Julie pushes spikes through live life with no regrets. During his lost season last year, Julie reminded him that it was possible to come back sooner than people expect.
“She raised three boys and three girls and she has always kept us together,” said Spikes. “And any piece of credit that I could give anyone I would give it to her.”
Julie has been able to see most of the Jayhawks’ home games since Spikes started in his red-shirt freshmen season of 2008. And after missing the 2010 season, he feels he has to live up to the role of “Big Cat” every day.
One day, Spikes asked his offensive line coach why he chose the nickname of “Big Cat” for him. Coach Grimes described the nickname as a lion that possess agility, power, ferociousness and a sense that he is king. He is expecting this kind of performance from Spikes this season. And it appears the title is inspiring an imposing mindset.

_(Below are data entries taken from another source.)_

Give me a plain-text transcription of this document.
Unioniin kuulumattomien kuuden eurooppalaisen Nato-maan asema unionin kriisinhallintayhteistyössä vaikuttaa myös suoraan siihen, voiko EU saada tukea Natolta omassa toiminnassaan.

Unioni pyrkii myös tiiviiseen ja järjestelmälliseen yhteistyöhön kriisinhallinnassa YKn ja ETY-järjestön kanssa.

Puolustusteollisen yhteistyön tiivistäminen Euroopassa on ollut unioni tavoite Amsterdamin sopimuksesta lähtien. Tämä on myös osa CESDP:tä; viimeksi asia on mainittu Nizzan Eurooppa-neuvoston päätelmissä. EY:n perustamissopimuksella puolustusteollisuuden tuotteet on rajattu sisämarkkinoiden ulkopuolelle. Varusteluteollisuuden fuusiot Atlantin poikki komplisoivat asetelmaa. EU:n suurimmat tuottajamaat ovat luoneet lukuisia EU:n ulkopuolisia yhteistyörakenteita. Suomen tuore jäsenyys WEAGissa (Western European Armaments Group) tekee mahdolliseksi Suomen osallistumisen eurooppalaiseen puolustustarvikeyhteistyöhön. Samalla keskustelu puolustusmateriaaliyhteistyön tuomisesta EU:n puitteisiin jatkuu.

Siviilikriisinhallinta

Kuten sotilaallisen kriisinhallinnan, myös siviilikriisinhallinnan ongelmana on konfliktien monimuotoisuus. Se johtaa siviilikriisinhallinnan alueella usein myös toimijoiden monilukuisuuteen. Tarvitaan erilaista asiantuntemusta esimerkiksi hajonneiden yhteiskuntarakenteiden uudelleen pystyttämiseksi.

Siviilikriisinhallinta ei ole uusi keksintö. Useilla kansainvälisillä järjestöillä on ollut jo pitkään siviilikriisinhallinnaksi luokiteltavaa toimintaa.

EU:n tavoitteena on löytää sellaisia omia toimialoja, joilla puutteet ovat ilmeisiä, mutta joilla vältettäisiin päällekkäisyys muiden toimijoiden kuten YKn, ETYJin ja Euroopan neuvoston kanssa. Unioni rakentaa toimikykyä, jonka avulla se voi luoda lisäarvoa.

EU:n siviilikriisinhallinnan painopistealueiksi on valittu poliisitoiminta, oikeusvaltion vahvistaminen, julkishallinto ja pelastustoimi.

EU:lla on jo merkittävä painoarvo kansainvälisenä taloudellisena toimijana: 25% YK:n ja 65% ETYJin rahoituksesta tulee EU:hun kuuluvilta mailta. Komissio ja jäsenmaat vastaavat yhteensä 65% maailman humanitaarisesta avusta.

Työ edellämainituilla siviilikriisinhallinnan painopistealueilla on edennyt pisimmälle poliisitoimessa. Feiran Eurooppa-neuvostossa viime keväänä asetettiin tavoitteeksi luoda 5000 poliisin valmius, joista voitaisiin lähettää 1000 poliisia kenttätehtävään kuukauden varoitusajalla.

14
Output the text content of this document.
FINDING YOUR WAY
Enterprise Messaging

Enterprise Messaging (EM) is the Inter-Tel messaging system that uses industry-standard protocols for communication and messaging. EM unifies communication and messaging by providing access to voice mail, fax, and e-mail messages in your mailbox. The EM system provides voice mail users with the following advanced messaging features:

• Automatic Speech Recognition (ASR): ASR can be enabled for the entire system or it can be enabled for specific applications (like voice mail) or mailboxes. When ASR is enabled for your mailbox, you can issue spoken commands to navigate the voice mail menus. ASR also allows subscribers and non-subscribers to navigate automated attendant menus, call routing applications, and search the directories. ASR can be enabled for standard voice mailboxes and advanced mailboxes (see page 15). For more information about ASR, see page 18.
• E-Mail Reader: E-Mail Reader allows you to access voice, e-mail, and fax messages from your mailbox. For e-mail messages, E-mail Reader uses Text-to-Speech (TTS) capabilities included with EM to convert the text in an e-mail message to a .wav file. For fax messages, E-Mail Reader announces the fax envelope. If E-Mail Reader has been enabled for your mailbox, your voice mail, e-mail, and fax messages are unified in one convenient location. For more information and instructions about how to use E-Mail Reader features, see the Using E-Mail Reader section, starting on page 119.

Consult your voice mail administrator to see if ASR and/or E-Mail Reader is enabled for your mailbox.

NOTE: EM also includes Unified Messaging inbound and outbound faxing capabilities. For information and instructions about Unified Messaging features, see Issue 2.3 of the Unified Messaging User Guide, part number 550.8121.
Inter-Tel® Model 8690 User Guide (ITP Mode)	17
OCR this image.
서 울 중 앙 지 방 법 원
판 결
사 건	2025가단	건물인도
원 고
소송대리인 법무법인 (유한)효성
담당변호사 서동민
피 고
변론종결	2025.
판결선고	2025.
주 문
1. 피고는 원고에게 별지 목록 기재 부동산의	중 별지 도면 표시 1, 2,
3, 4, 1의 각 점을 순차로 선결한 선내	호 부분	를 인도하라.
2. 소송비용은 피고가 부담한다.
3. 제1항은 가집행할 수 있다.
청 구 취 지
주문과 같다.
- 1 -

“I prefer being physical and run blocking,” said Spikes. “With running plays you get to hit them in the mouth and lay the fat on them.”
The Jayhawk offense has been impressive thus far. Kansas has successfully run the ball with a multitude of running backs, and a lot of credit must go to the offensive line.
It is evident that if the Jayhawks are able to run their way to a bowl game this year, they will have to follow the blocking of “Big Cat” and the offensive line.
Kyle Larson is a senior from Olathe, Kan. He is majoring in journalism.